Как мы уже указали, дипломатическая деятельность Бисмарка во Франкфурте окончилась полным фиаско. Его просто удалили оттуда и в самом начале 1859 года назначили посланником в Петербург, чтобы, как он сам выразился, “охладить
О пребывании Бисмарка в Петербурге мы не станем распространяться. Определенной дипломатической миссии он не имел. Отношения Пруссии к России были в то время вполне удовлетворительны, и Бисмарк имел полную возможность заниматься воспитанием своих детей, изучением русского языка и бесконечными охотничьими экскурсиями. Особенно его соблазняла охота на медведя. Нечего и пояснять, почему из всех русских характерных выражений ему особенно понравилось слово “ничего”, которое он даже выгравировал на своем портсигаре. В его натуре несомненно есть много такого, что соответствует настроению русского человека, когда тот произносит свое традиционное “ничего”. В отличие от других прусских посланников при нашем дворе он изучил русский язык довольно основательно, так что мог даже объясняться на нем, и одно время так к нему пристрастился, что, со свойственным ему увлечением, даже предлагал заменить во всех немецких гимназиях преподавание греческого языка русским. Конечно, это предложение не было принято и осталось столь же бесследным, как и вообще его деятельность в качестве посланника при нашем дворе. В наших великосветских кругах к Бисмарку отнеслись довольно сочувственно, потому что он представлял контраст с другими немецкими посланниками, отличавшимися педантичностью и сухостью в обращении. Бисмарк имел вид независимого человека, прекрасно умеющего держать себя в обществе и отлично владеющего французским языком. О России он составил себе, однако, довольно невыгодное мнение. “Русский народ, – говорил он, – имел бы блестящую будущность, если бы он не был поголовно заражен пьянством”. Кроме того, он вынес еще и такое впечатление, что всем хорошим, что есть в России, она обязана немцам. Эти широкие обобщения живо напоминают категоричность суждений, столь свойственную общественной среде, из которой вышел великий германский канцлер. Пребывание Бисмарка в Петербурге было, впрочем, непродолжительным. Уже в начале 1862 года он был вызван в Берлин и более в Петербург не возвращался. Ему предназначался более видный пост.
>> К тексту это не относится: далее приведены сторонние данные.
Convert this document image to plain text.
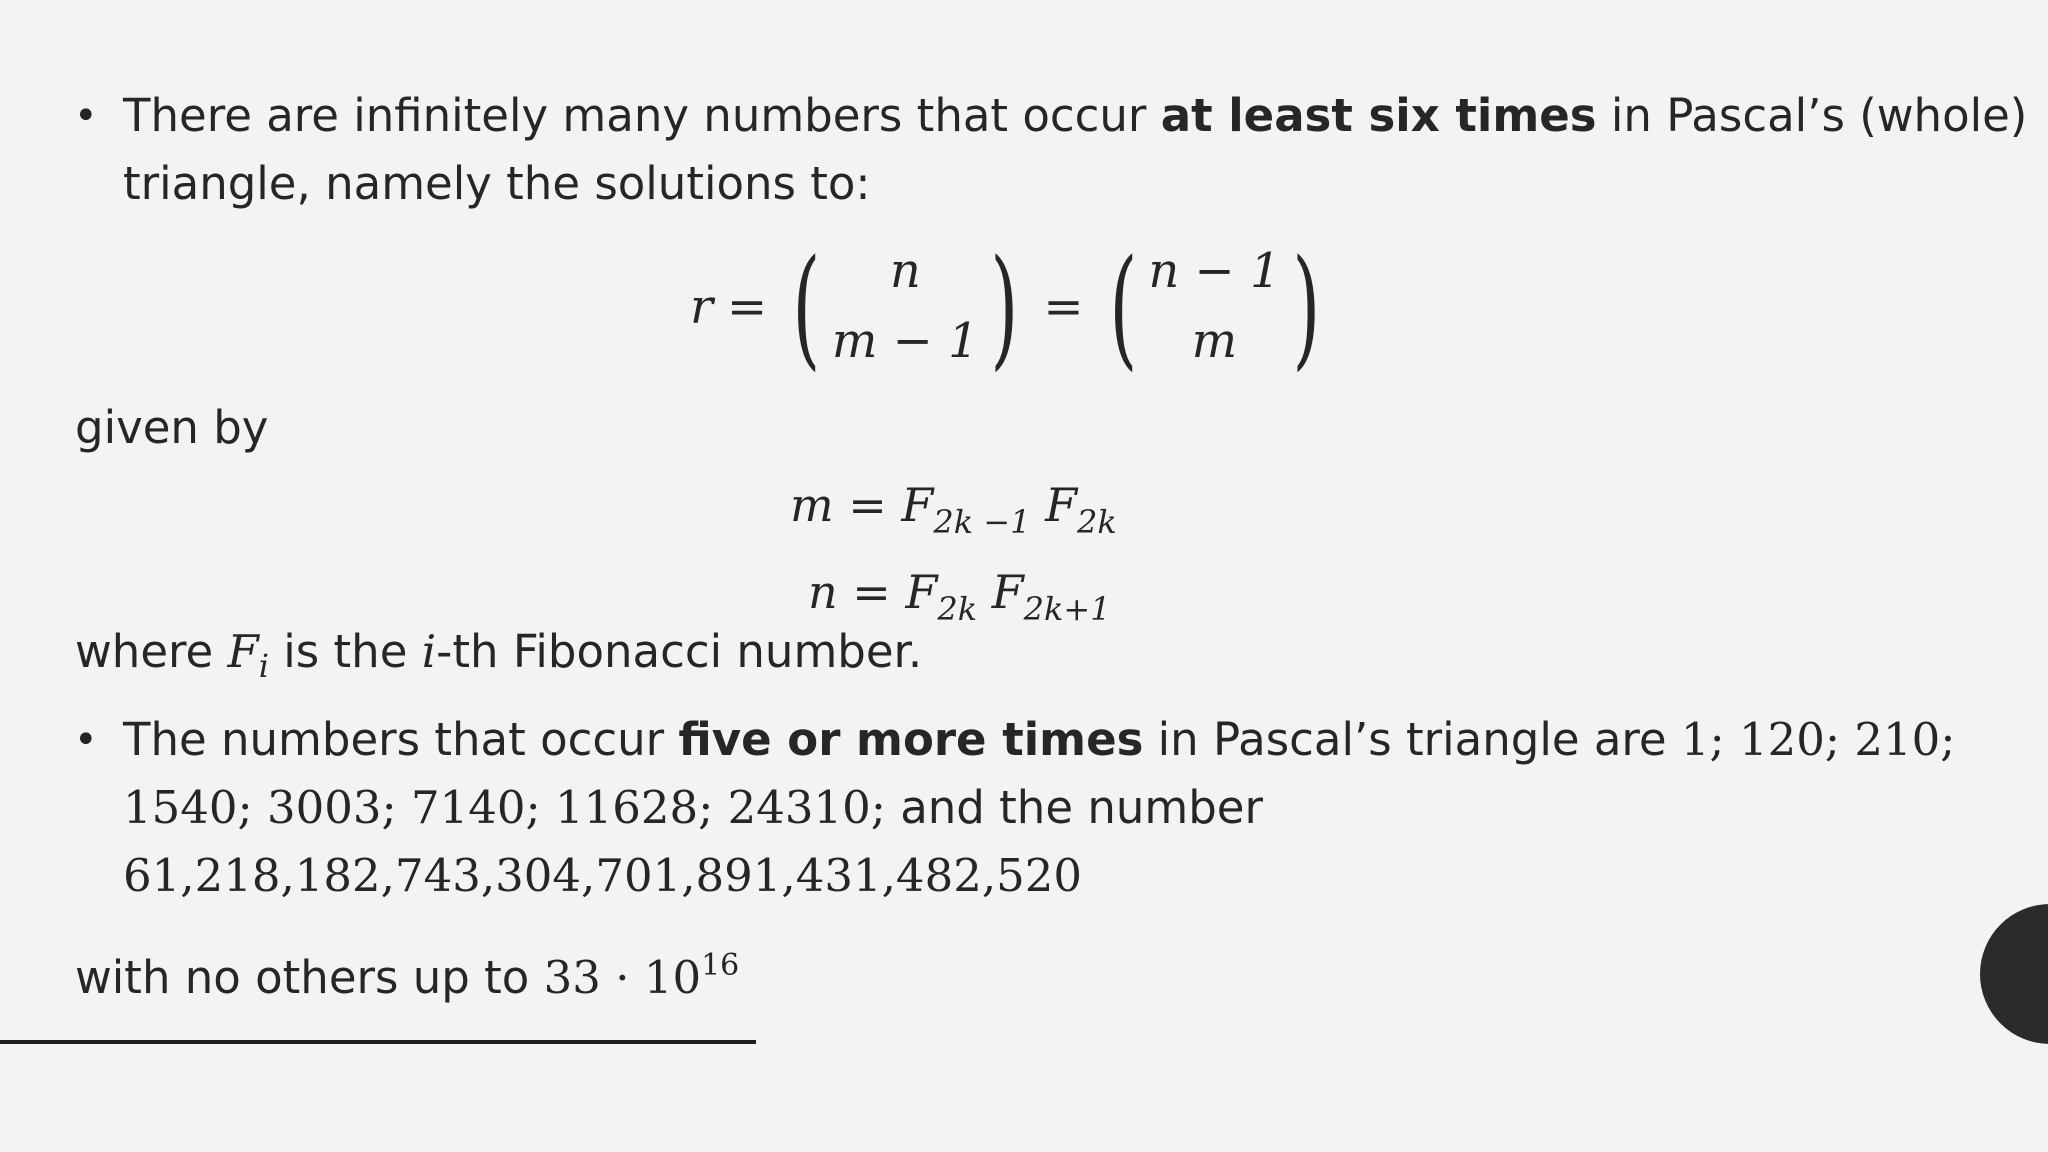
• There are infinitely many numbers that occur at least six times in Pascal’s (whole)
triangle, namely the solutions to:
r = ( n
m − 1 ) = ( n − 1
m )
given by
$m = F_{2k -1}$ $F_{2k}$
$n = F_{2k}$ $F_{2k+1}$
where $F_i$ is the i-th Fibonacci number.
• The numbers that occur five or more times in Pascal’s triangle are 1; 120; 210;
1540; 3003; 7140; 11628; 24310; and the number
61,218,182,743,304,701,891,431,482,520
with no others up to $33 \cdot 10^{16}$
Глава V. Бисмарк – министр-президент
Биографы Бисмарка изображают его назначение на пост министра-президента приблизительно следующим образом. Своей парламентской деятельностью он обратил на себя внимание правительства, которое усмотрело в нем надежную опору; поэтому решено было воспользоваться им как одною из главных сил и подготовить его к будущей выдающейся роли, предоставив ему различные посты, которые позволили бы обстоятельно познакомиться со всеми пружинами прусской и общеевропейской политики. Вот почему он назначен был сперва посланником во Франкфурт, а потом и в Париж. Особенно же горячие сторонники Бисмарка утверждают, что план объединения Германии был у него готов чуть ли не тогда уже, когда он предавался бесконечным кутежам в померанском своем поместье, что он воспользовался своим назначением во Франкфурт для того, чтобы изучить приемы дипломатии, принял назначение в Петербург, чтобы подготовить Россию к соблюдению нейтралитета во время австро-прусской и франко-прусской войн, затем пост в Париже, чтобы одурачить Наполеона, и наконец, совершив все эти миссии, соблаговолил принять пост министра-президента для осуществления задуманного им грандиозного плана.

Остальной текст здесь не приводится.